2025-05-05

What's your chunking strategy?

>_TLDR Even RAG systems that are powered by LLMs with long context windows require the right chunking strategy for improving retrieval accuracy and response quality.

Despite advances in large language models (LLMs) with extended context windows, selecting the right chunking strategy remains crucial to the quality of LLM-generated responses. Chunking refers to the process of dividing documents into smaller, manageable segments known as “chunks” that can be effectively retrieved and interpreted by LLMs.

RAG (Retrieval Augmented Generation)

RAG is a method that combines an LLM with an external knowledge retrieval system to produce more accurate, grounded, and up-to-date responses. Enterprises leverage such systems for use cases ranging from enterprise search and document processing to business intelligence to name a few - in other words where specific domain knowledge is required.
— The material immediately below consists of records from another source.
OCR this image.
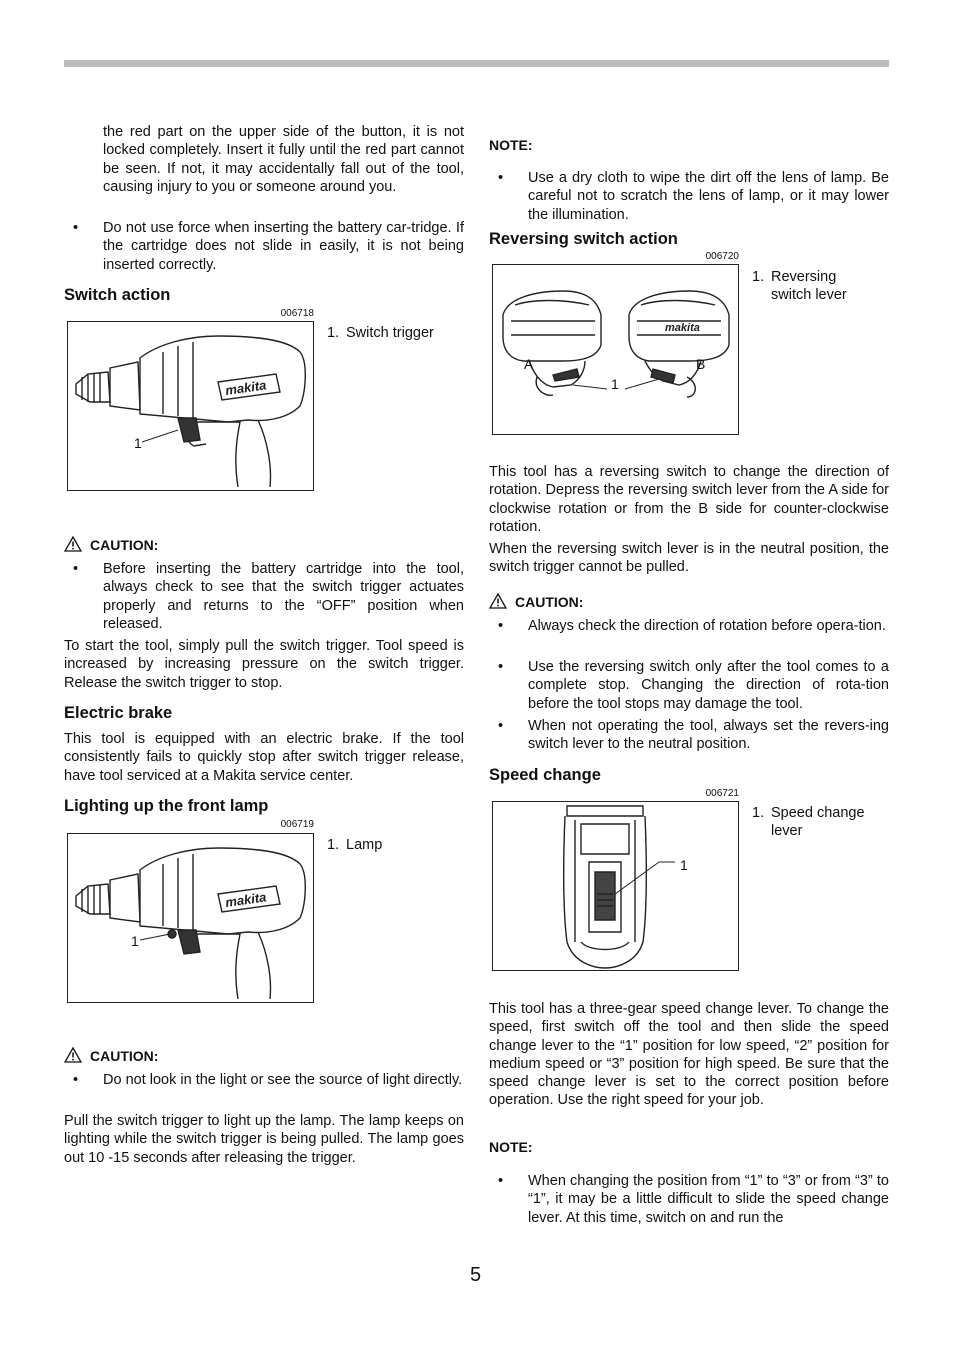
the red part on the upper side of the button, it is not locked completely. Insert it fully until the red part cannot be seen. If not, it may accidentally fall out of the tool, causing injury to you or someone around you.

• Do not use force when inserting the battery car-tridge. If the cartridge does not slide in easily, it is not being inserted correctly.

Switch action
006718
makita
1
1. Switch trigger
CAUTION:

• Before inserting the battery cartridge into the tool, always check to see that the switch trigger actuates properly and returns to the “OFF” position when released.

To start the tool, simply pull the switch trigger. Tool speed is increased by increasing pressure on the switch trigger. Release the switch trigger to stop.

Electric brake

This tool is equipped with an electric brake. If the tool consistently fails to quickly stop after switch trigger release, have tool serviced at a Makita service center.

Lighting up the front lamp
006719
makita
1
1. Lamp
CAUTION:

• Do not look in the light or see the source of light directly.

Pull the switch trigger to light up the lamp. The lamp keeps on lighting while the switch trigger is being pulled. The lamp goes out 10 -15 seconds after releasing the trigger.

NOTE:

• Use a dry cloth to wipe the dirt off the lens of lamp. Be careful not to scratch the lens of lamp, or it may lower the illumination.

Reversing switch action
006720
makita
A	B
1
1. Reversing
switch lever

This tool has a reversing switch to change the direction of rotation. Depress the reversing switch lever from the A side for clockwise rotation or from the B side for counter-clockwise rotation.

When the reversing switch lever is in the neutral position, the switch trigger cannot be pulled.

CAUTION:

• Always check the direction of rotation before opera-tion.

• Use the reversing switch only after the tool comes to a complete stop. Changing the direction of rota-tion before the tool stops may damage the tool.

• When not operating the tool, always set the revers-ing switch lever to the neutral position.

Speed change
006721
1
1. Speed change
lever

This tool has a three-gear speed change lever. To change the speed, first switch off the tool and then slide the speed change lever to the “1” position for low speed, “2” position for medium speed or “3” position for high speed. Be sure that the speed change lever is set to the correct position before operation. Use the right speed for your job.

NOTE:

• When changing the position from “1” to “3” or from “3” to “1”, it may be a little difficult to slide the speed change lever. At this time, switch on and run the

5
A typical RAG pipeline consists of four key steps:

Parsing documents: Extracting text from files via file parsers or OCR (Optical Character Recognition) models across different document formats.
Chunking: Segmenting text into meaningful units that balance retrieval effectiveness with contextual integrity.
Retrieval: Searching and returning the most relevant chunks using advanced techniques such as vector search.
Generation: Synthesizing retrieved chunks into a coherent, factually consistent response.

Chunking Strategies

When LLMs first emerged, they were impressive but limited by short context windows. They could quickly run out of “memory”, making them ill-suited for multi-turn conversations or processing large or numerous documents. While modern models now offer extended context windows (some supporting millions of tokens) chunking is still a critical component of an effective RAG system. In fact, studies have shown that LLMs often struggle to extract information located in the middle of long contexts. A limitation known as the “Lost in the Middle” phenomenon. Even with long context windows, how we chunk information greatly affects performance.

Among the vanilla chunking strategies are:

Recursive chunking: Splits text at high-level semantic boundaries (e.g., paragraphs using double newlines), then progressively breaks it down further as needed.
Semantic chunking: Uses sentence embeddings to detect topic shifts; chunks are created where semantic similarity drops significantly.
Markdown-header chunking: Leverages document structure by splitting at markdown headers helping preserve logical context.

These vanilla approaches can be further improved with the help of LLMs to generate additional metadata or so called LLM-enhanced context-based chunking at both the document and chunk levels:

Document-level metadata: A concise summary of the entire document (including key entities and themes) is prepended to every chunk to provide global context.
Chunk-level metadata: Each chunk includes a summary or contextual note derived from the broader document, enriching its standalone meaning and improving retrieval accuracy.

Better Answers, Smarter Systems

Incorporating LLMs into your chunking strategy to provide richer context has shown to lead to even more accurate and relevant retrievals in RAG systems. Despite technological advancements in LLMs, chunking is not going away anytime soon.